La policía ha desarticulado un grupo de personas que se dedicaba a vender obras de artes falsificadas a través de Internet y galerías de arte. La policía ha intervenido 27 obras de arte por las que pedían, en total, 1,2 millones de euros. Entre los cuadros falsificados había imitaciones de Goya, Benlliure y maestros flamencos, en unas copias con muy distinto nivel de calidad, según ha mostrado este lunes el consejero de Gobernación y Justicia, Luis Santamaría.

La operación se ha desarrollado en Castellón, donde la investigación ya ha pasado a manos de un juez, y también en Elche, Huelva y Madrid. Han sido detenidas dos personas y otras tres imputadas policialmente. Ninguno de ellos es autor de las falsificaciones que, según sospecha la policía, fueron realizadas por varias personas.

La investigación se inició al detectar que se ofrecía por 180.000 euros en Internet un cuadro presuntamente antiguo, y sin autor identificado, que representaba una adoración de los Reyes Magos que se hallaba en realidad en una galería de Barcelona, según ha explicado el comisario de la Policía de la Generalitat, Álvaro Rodríguez.

Algunas de las falsificaciones tenían calidad, según ha destacado uno de los investigadores del caso, como un bodegón con animales que se intentaba hacer pasar como una obra del pintor holandés del siglo XVIII Melchior de Hondecoeter. O un San Jerónimo, en el cual el considerado como uno de los padres de la Iglesia aparece retratado junto a su característico cráneo y que, sin autor atribuido, se hacía pasar también como un cuadro del XVIII. Para dar aspecto de antiguo, los miembros del grupo utilizaban ceniza de leña de naranjo.

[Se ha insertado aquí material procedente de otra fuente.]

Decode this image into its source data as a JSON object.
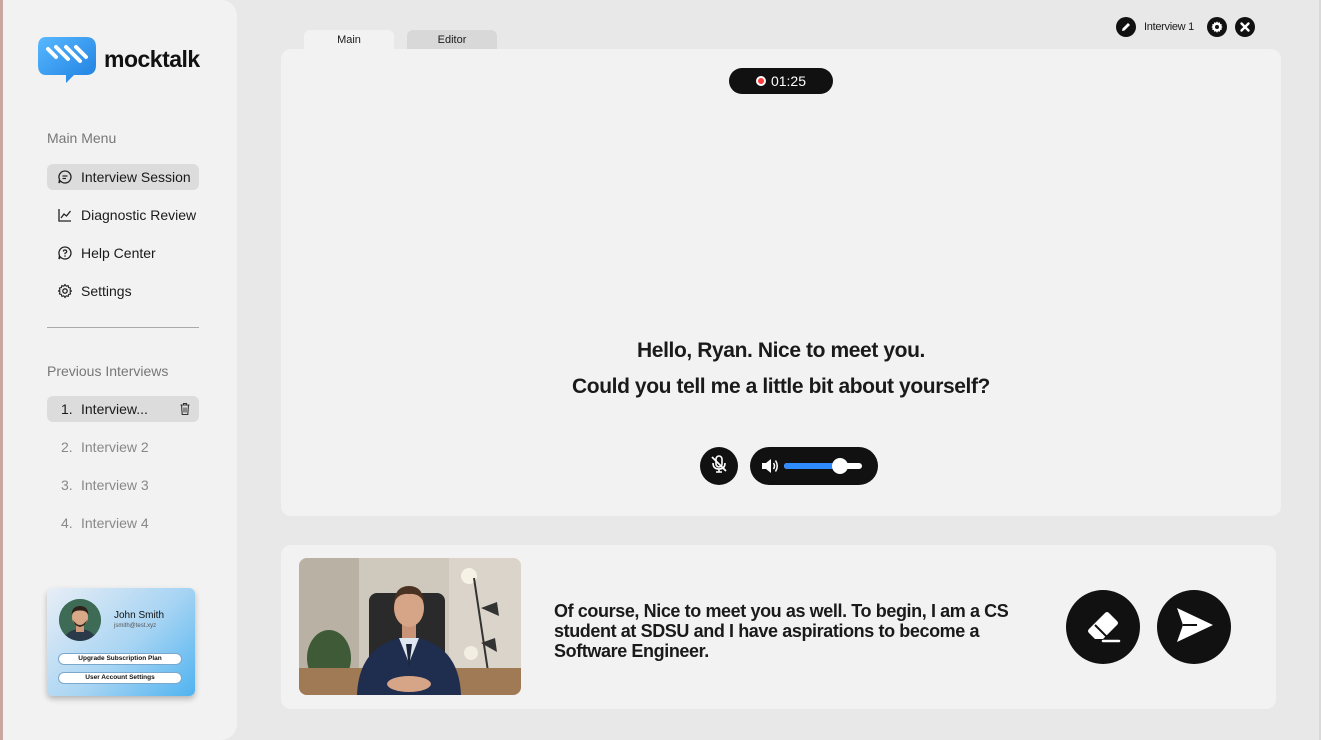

La obra más cara que intentaban presuntamente vender era una virgen que atribuían a Goya y por la que pedían 900.000 euros. La falsificación de grandes dimensiones resultaba más bien burda. La policía cree que pese a ello pedían tanto dinero porque si hubieran ofrecido un cuadro de Goya por “5.000 o 6.000 euros nadie se lo hubiera creído”.

Bastante más barato, 10.000 euros, resultaba un cuadro atribuido a José Benlliure en el que se ve a un grupo de personas en la playa y en el que el nombre del teórico autor había sido pegado a la pintura “con papel de celofán” disimulado.

La colección de la que se ha incautado la policía autonómica en colaboración con el Cuerpo Nacional de Policía incluía unos supuestos grabados de Goya que se vendían por solo 2.500 euros y eran, en realidad, fotocopias.

La policía desconoce cuál será el destino de las falsificaciones. “No sabemos si se depositarán en algún museo o en la Consejería de Cultura. Estamos a la espera de las decisiones judiciales”, dijo el comisario Rodríguez.